I Drove All Night
Dear Garrett,
We haven’t spoken in many a long years and I have had a life in the meantime, etching out what little I could find to make me happy and focusing all my strength on it. I have always lived a solitary life, only coming to meet others in words- rarely in actions. There are ants infesting my home these days, armies of marching menaces angrily approaching anything that seems edible. I see them in places where there is nothing to eat, collecting their dead comrades and carrying them off to who knows where? Seems like my kitchen. They wake me in my sleep sometimes, crawling along my arms and legs and I rise, rattled- slapping myself wildly before I remember- only ants.
I have tried, in these intervening years, to write something that counted, to attempt to create something beautiful outside myself that I would be happy to stand beside, years later. But, that has not proven entirely, or even mildly successful. Instead, I wither away my days eating and drinking, walking and pacing. Sleepy, I rise from bed in the late afternoons and wander about my house, absent-mindedly knocking things around. I imagine how I would feel in a different house, in a different time. I pretend at philosophizing but I always found rote memorization boring and I feel like I need to do a good deal more of that to get even a slight grasp on the history of philosophy. Hypotheticals just don’t grab me. Pontificating about what life is and what it should be without metaphor, without adjectives, with the weight of this wordy, heavy text- it’s hard for me to appreciate. I try, though. To be more knowledgeable about the people who said things before me, and likely said them way better, without the anchor of emotional excessive attachment.

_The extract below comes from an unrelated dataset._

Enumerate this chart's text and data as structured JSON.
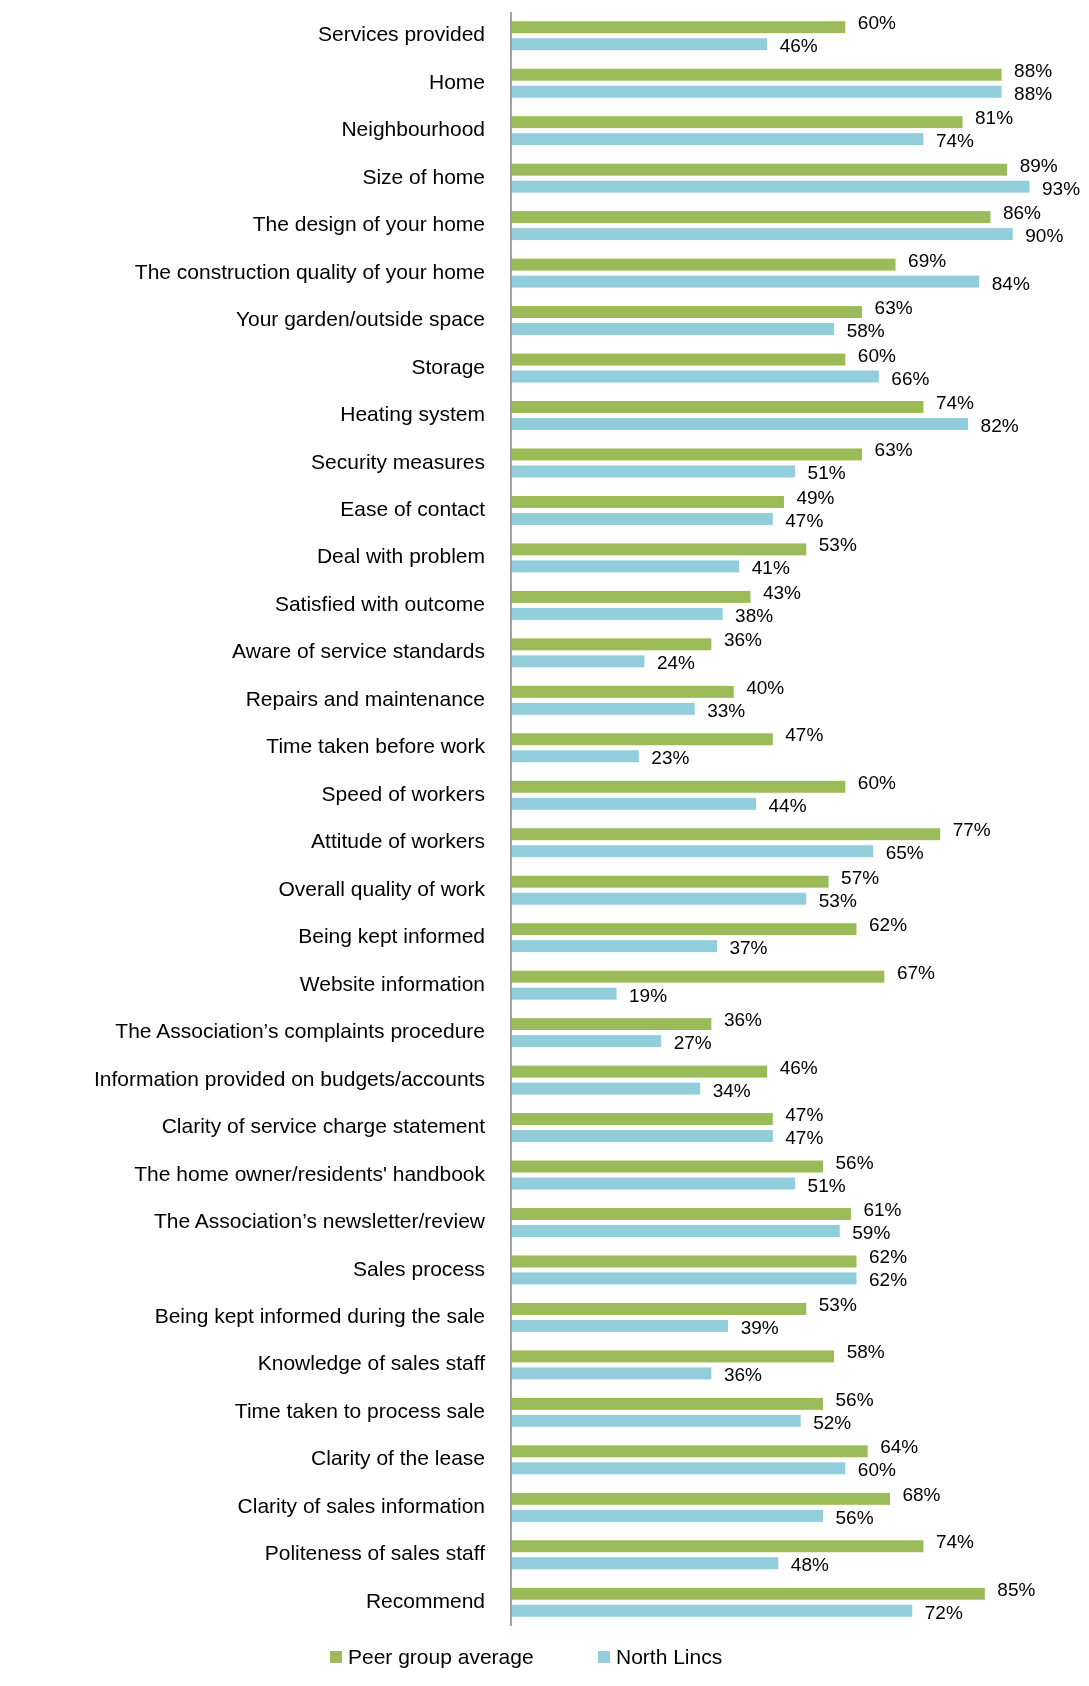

An ex of mine came to visit whom I hadn’t seen for many years. She was my first love and I fell back into her like one falls off a cliff- weightlessly plummeting towards an inevitable crash. It wasn’t my intention. I had tried to be guarded, for a second anyway. Before I realized that I have never been good at being guarded, in hiding my feelings. I may attempt to tell a lie but I don’t often succeed. She went back home to her husband and her garden and now I write her pining love letters and hope her husband doesn’t read them. I hear he’s a bit controlling and keeps her under close wraps. How, I long to give her the things he can’t. How arrogant of me to begin to imagine that I know what he can give her, but I do. I imagine him as she described him: somewhat cold, distant, facing a desperate loss. What we once had was so brief and it was I who ended it, running off with her best friend. It’s a miracle she even speaks to me at all, honestly. But, she did speak to me. For the short visit we had, she was mine. And I rekindled all the singular emotions that only she has ever inspired in me, and I remembered them, sunk into them and floated down a rabbit hole of memories. She told me she still loved me before she left. I didn’t expect that. And now, I am attempting to climb my way out of the hole I fell into, thinking only of her and of how her breath felt on my neck, how she told me how different I was, how sophisticated. It was funny, that. The idea of someone thinking me sophisticated. I, who blow my nose on my clothes and pillowcases, who use my dirty underwear to clean up piles of dead ants from my nightstand, who gets so wasted sometimes that he falls down in the street. It’s interesting to view myself from that perspective and to bask in her adoring gaze almost makes me feel like I’m the person she thinks I am.
But, she’s gone now and the momentary self-assurance her admiration leant me is quickly fading with the daylight as the season shifts and the sun falls down into the Pacific at such an early hour. I feel the heft of the upcoming winter and the darker the days get the more I fear I’ll cling to this for salvation. I know I need to look elsewhere, but her presence inspires in me such a wealth of words.